I am reading Karen J. Wenell's published dissertation Jesus and Land. There is much more I could say about this book but I find one comment curious and I would like to counterpose a quotation from Robert Wilken's book The Land Called Holy.
Even so [speaking about the twelve tribes evokes twelve territories], we should be careful not to limit the spatial implications of the twelve tribes/twelve territories to some particular physical location. When looking at biblical texts relating to the tribes, entering the discussion is not predicated by an ability to place locations on a map, or to identify a particular territory (p. 106, emphasis added).
For the ancient Israelites land always referred to an actual land. Eretz Israel was not a symbol of a higher reality. It was a distinct geographical entity, a territory with assumed if not always precise boundaries . . . For ancient Hebrews, idyllic descriptions of the land are always subservient to a territorial realism. The land is a geographical region that can be marked on a map, a place with memories as well as hopes, with a past as well as a future . . . The blessings associated with the land are this-worldly . . . No matter who utopian the language, the promised land was always real, not an ideal, country. Hence there could be no genuine fulfillment of the promise that was not historical, which is to say, political (pp. 8-9).

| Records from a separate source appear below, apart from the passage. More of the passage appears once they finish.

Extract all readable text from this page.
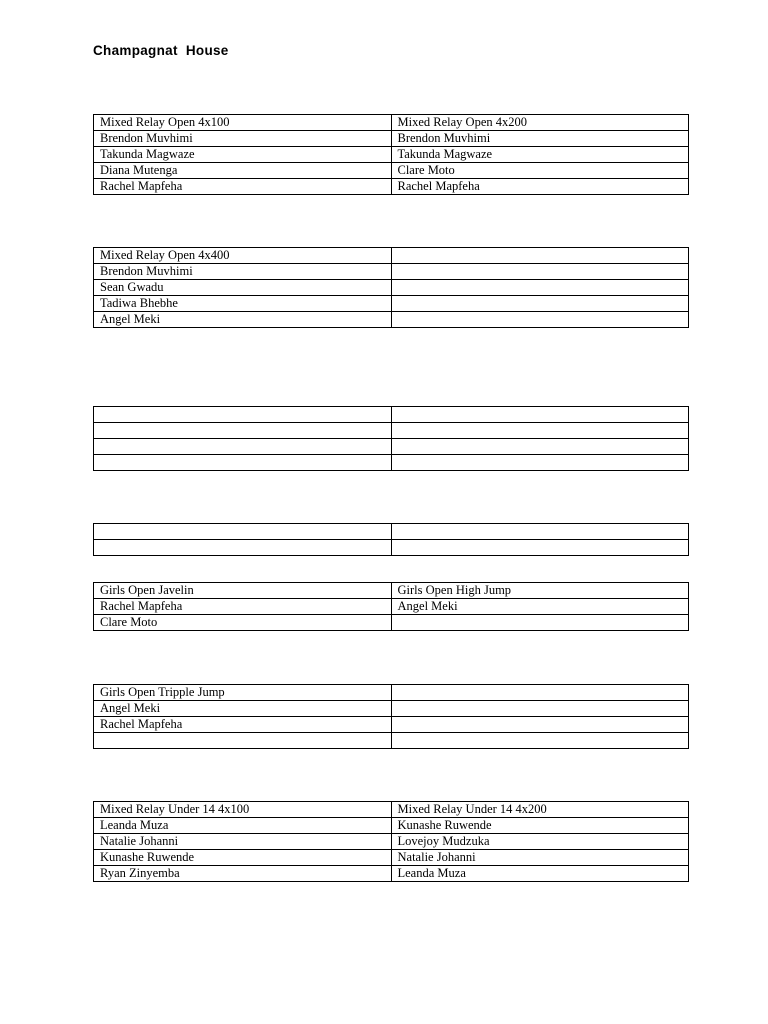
Champagnat  House
Mixed Relay Open 4x100	Mixed Relay Open 4x200
Brendon Muvhimi	Brendon Muvhimi
Takunda Magwaze	Takunda Magwaze
Diana Mutenga	Clare Moto
Rachel Mapfeha	Rachel Mapfeha
Mixed Relay Open 4x400	
Brendon Muvhimi	
Sean Gwadu	
Tadiwa Bhebhe	
Angel Meki	

Girls Open Javelin	Girls Open High Jump
Rachel Mapfeha	Angel Meki
Clare Moto	
Girls Open Tripple Jump	
Angel Meki	
Rachel Mapfeha	

Mixed Relay Under 14 4x100	Mixed Relay Under 14 4x200
Leanda Muza	Kunashe Ruwende
Natalie Johanni	Lovejoy Mudzuka
Kunashe Ruwende	Natalie Johanni
Ryan Zinyemba	Leanda Muza
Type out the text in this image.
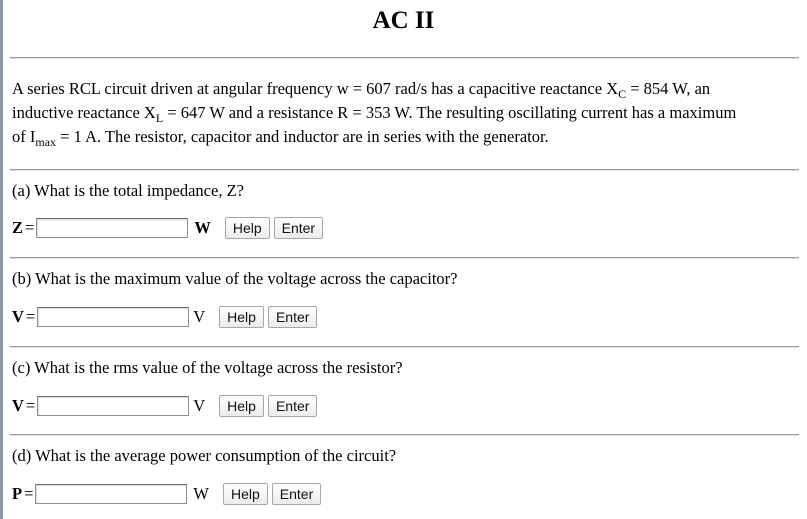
AC II
A series RCL circuit driven at angular frequency w = 607 rad/s has a capacitive reactance $X_C = 854$ W, an
inductive reactance $X_L = 647$ W and a resistance R = 353 W. The resulting oscillating current has a maximum
of $I_{max} = 1$ A. The resistor, capacitor and inductor are in series with the generator.
(a) What is the total impedance, Z?
Z =	W	Help	Enter
(b) What is the maximum value of the voltage across the capacitor?
V =	V	Help	Enter
(c) What is the rms value of the voltage across the resistor?
V =	V	Help	Enter
(d) What is the average power consumption of the circuit?
P =	W	Help	Enter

There is just no doubt in my mind that Wilken is right. I found in reading Wenell's book that her use of anthological models of sacred space somewhat distracting and difficult to penetrate. Her approach, at least for me, created a fog that was difficult to cut through to see what she was really saying. I am still uncertain for example what she thinks about the kingdom of God and the Land outside of crypt descriptions such as this: "the kingdom functions as an orienting mythical space with practical implications for followers in their daily life and conduct” (p. 17). Furthermore, she states "It is not necessary to decide whether the mathematical statement 'kingdom equal's land' is true or false; but it is important [sic] establish that the message of the kingdom evokes the promises to Abraham and defines a new sacred space with its own symbolic associations and practical implications" (p. 139).